Now that we know who’s running in the mayor’s race, here are Ward Room’s updated odds on who'll come out victorious.
Rahm Emanuel: 7-5. Emanuel is the favorite, but I refuse to believe he’s a lock. First of all, he has to overcome the challenge to his residency. And we don’t know who’ll he face in the run-off. Emanuel would have an easy time against Carol Moseley Braun, but he’d get a stiff challenge from Gery Chico. The debates will show how much this federal politician knows about governing the city. And debates matter: in 1983, frontrunner Richard M. Daley was ruined by his inarticulateness, while long-shot Harold Washington talked his way into contention.
Gery Chico: 2-1. When Chico announced, he didn’t look like a very promising candidate. He’s never held office before, and in his one attempt at winning an election, he got 4 percent in a U.S. Senate primary. (In fairness, he was running against Barack Obama.) But so far, Chico has run the most impressive campaign. He has a detailed school plan that involves adding 25 days to the calendar and providing every student with a laptop. Paul Vallas endorsed him, and he’s about to win the backing of Ald. Ed Burke, who doesn’t want another all-powerful mayor. For Daleyites, he was the mayor’s chief of staff. For anti-Daleyites, the mayor is pissed at him, for suggesting school reform has lost momentum.
Danny Davis: 7-1. Of the three black candidates, Davis has the best chance of winning, because he has the fewest negatives. So he helped out the Moonies? Pfft. As a pro-Washington alderman during Council Wars, Davis is a revered figure in Chicago’s progressive community, which could help him on the Lakefront. And his congressional district encompasses Chicago’s financial district and its wealthiest neighborhoods, which can’t hurt in fundraising.

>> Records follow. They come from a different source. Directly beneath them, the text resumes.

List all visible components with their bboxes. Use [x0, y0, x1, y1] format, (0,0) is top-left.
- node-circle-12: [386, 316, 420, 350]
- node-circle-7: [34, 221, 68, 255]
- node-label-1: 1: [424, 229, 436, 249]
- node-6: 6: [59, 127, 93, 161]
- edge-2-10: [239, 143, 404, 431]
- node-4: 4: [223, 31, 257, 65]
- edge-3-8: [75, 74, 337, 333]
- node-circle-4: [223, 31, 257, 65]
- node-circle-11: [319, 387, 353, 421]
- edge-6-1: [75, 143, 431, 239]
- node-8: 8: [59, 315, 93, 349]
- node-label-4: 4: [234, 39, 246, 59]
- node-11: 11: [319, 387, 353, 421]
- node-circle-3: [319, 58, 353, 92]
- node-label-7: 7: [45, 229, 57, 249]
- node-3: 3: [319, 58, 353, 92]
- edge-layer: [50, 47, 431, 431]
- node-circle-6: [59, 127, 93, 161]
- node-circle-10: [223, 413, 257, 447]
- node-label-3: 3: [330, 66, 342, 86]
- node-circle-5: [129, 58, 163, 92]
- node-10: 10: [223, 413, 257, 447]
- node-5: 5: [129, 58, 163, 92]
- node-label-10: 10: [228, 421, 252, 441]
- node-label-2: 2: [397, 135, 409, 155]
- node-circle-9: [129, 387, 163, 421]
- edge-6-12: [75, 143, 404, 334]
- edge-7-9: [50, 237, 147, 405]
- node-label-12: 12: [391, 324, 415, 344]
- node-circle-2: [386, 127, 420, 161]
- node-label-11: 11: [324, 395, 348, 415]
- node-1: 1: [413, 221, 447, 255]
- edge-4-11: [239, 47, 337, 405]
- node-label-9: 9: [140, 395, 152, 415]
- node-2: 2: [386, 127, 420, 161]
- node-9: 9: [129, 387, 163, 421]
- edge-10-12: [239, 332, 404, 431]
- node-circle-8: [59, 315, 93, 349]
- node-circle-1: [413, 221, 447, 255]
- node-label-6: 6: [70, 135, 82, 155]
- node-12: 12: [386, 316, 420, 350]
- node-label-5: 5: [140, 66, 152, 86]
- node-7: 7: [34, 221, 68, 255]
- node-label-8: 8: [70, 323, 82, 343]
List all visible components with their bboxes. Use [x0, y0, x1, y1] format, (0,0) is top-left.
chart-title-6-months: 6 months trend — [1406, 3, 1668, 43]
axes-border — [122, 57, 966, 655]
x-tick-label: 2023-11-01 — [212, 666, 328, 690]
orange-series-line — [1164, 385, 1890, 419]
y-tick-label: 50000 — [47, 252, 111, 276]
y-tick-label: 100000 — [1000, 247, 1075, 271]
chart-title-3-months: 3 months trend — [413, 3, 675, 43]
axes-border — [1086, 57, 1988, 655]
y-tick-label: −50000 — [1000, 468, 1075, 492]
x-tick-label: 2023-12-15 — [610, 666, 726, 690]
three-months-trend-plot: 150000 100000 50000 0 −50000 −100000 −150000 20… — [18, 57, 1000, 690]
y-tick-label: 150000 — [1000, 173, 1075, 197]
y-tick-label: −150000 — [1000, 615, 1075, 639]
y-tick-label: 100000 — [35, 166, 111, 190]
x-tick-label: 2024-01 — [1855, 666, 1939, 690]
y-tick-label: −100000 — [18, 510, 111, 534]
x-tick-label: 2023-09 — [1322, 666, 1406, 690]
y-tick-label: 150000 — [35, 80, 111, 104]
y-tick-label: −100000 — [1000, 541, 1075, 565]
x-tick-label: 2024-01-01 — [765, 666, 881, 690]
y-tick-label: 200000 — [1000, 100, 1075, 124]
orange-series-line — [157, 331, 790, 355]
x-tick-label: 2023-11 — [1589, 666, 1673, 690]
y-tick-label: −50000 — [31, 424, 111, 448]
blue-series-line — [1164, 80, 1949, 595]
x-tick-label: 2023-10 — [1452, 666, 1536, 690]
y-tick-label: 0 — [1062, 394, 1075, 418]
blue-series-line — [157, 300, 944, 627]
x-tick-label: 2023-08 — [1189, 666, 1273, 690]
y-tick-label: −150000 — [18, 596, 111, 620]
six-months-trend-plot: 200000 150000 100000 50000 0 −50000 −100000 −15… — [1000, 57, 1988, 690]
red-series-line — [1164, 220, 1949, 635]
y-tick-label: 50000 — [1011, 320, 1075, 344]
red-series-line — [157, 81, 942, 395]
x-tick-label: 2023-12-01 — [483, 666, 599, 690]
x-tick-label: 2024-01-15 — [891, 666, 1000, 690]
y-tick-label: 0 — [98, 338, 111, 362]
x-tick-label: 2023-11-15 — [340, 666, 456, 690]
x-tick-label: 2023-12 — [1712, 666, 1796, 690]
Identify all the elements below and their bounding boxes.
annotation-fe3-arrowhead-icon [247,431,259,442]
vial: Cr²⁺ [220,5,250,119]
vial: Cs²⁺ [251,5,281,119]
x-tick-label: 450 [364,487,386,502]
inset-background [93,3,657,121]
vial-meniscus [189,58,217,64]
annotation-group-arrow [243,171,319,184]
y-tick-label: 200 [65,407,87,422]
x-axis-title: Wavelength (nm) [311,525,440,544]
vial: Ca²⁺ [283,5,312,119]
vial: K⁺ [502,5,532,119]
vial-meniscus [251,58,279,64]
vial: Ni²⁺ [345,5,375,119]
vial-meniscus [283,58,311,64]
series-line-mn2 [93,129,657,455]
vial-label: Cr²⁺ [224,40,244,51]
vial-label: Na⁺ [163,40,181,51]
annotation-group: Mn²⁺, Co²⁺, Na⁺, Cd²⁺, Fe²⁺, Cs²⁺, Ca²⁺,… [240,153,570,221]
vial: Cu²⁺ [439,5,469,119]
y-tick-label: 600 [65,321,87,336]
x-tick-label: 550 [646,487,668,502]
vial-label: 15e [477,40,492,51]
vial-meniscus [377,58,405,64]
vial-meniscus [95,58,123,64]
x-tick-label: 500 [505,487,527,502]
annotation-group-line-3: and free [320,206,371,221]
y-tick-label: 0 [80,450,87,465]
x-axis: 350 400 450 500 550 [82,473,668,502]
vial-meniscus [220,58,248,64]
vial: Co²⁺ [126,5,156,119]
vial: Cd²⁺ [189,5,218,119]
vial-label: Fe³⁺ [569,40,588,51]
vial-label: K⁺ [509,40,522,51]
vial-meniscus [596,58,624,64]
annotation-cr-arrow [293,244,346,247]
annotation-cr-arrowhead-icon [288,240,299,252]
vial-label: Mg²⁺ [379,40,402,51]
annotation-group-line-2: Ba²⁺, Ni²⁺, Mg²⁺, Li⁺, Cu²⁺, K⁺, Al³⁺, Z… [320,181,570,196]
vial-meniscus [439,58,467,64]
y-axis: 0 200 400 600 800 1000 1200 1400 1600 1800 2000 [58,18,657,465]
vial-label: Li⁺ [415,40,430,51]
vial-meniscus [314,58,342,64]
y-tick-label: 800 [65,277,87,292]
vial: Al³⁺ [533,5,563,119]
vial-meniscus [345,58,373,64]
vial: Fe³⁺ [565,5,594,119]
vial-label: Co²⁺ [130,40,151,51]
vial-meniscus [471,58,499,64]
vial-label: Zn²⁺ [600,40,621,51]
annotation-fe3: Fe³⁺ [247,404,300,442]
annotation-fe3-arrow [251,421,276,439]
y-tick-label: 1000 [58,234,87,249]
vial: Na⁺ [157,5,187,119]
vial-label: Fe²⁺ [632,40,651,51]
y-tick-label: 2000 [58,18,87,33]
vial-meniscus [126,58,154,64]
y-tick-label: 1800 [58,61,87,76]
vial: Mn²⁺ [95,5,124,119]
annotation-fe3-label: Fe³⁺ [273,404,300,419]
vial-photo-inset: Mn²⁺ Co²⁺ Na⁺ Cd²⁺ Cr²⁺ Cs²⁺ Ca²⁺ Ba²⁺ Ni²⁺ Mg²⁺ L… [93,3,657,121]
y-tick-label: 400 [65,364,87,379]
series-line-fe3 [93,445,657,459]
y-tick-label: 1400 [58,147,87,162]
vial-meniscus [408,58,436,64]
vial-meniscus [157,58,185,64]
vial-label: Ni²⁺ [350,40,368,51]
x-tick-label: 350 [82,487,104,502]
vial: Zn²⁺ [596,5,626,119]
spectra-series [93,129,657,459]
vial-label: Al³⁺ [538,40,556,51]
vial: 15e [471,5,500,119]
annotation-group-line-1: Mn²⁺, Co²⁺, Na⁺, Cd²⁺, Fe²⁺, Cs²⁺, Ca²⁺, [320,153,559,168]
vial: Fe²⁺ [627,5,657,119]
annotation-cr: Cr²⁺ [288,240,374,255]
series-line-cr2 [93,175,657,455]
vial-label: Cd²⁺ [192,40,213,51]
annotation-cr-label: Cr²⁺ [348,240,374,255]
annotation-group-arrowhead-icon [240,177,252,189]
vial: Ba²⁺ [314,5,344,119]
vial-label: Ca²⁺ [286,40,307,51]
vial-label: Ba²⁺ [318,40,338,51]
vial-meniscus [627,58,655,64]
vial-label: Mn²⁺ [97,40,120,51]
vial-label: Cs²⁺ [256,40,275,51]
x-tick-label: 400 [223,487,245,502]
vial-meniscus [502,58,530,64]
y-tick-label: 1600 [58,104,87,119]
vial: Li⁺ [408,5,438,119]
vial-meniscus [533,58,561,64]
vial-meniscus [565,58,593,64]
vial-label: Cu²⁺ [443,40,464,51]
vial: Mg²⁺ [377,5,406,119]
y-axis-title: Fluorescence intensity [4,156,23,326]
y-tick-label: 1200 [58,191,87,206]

James Meeks: 12-1. Meeks has the same problem Bobby Rush had when he ran against Mayor Daley in 1999. He’s so steeped in South Side culture that he can’t appeal to the rest of the Chicago. Meeks’s megachurch has helped him build a power base in his neighborhood, but it makes North Side voters wary of his inclination to separate church and city. Meeks made a huge gaffe when he said he would only pick on gays if he didn’t have anything better to do as mayor. He doesn’t seem to understand that North Siders see the gay movement as a matter of civil rights, not morality.
Carol Moseley Braun: 15-1. Moseley Braun is second in the polls right now, but that’s due to name recognition. She’s going to drop -- also due to name recognition, among those who remember her term in the U.S. Senate. Moseley Braun had a chance to become the most important black politician in America, and she blew it. She ran a chaotic office, and burned through five chiefs of staff in five years. During her vanity presidential campaign, staffers quit over late and missing paychecks. And she wants to run a city with 37,000 employees? This is another vanity campaign by a “recovering politician” who hasn’t recovered.
Miguel del Valle: 20-1. Del Valle was the first candidate to announce, and the first to air a TV ad -- but it only ran for a week. He is seen as the candidate of the Latino community, the smallest of Chicago’s three ethnic groups. Might make the runoff if the three black candidates cancel each other out, and he steals enough Latino votes from Chico, but unlikely. Beating Emanuel in the finals is even less likely. Right now, del Valle is running dead last in the polls.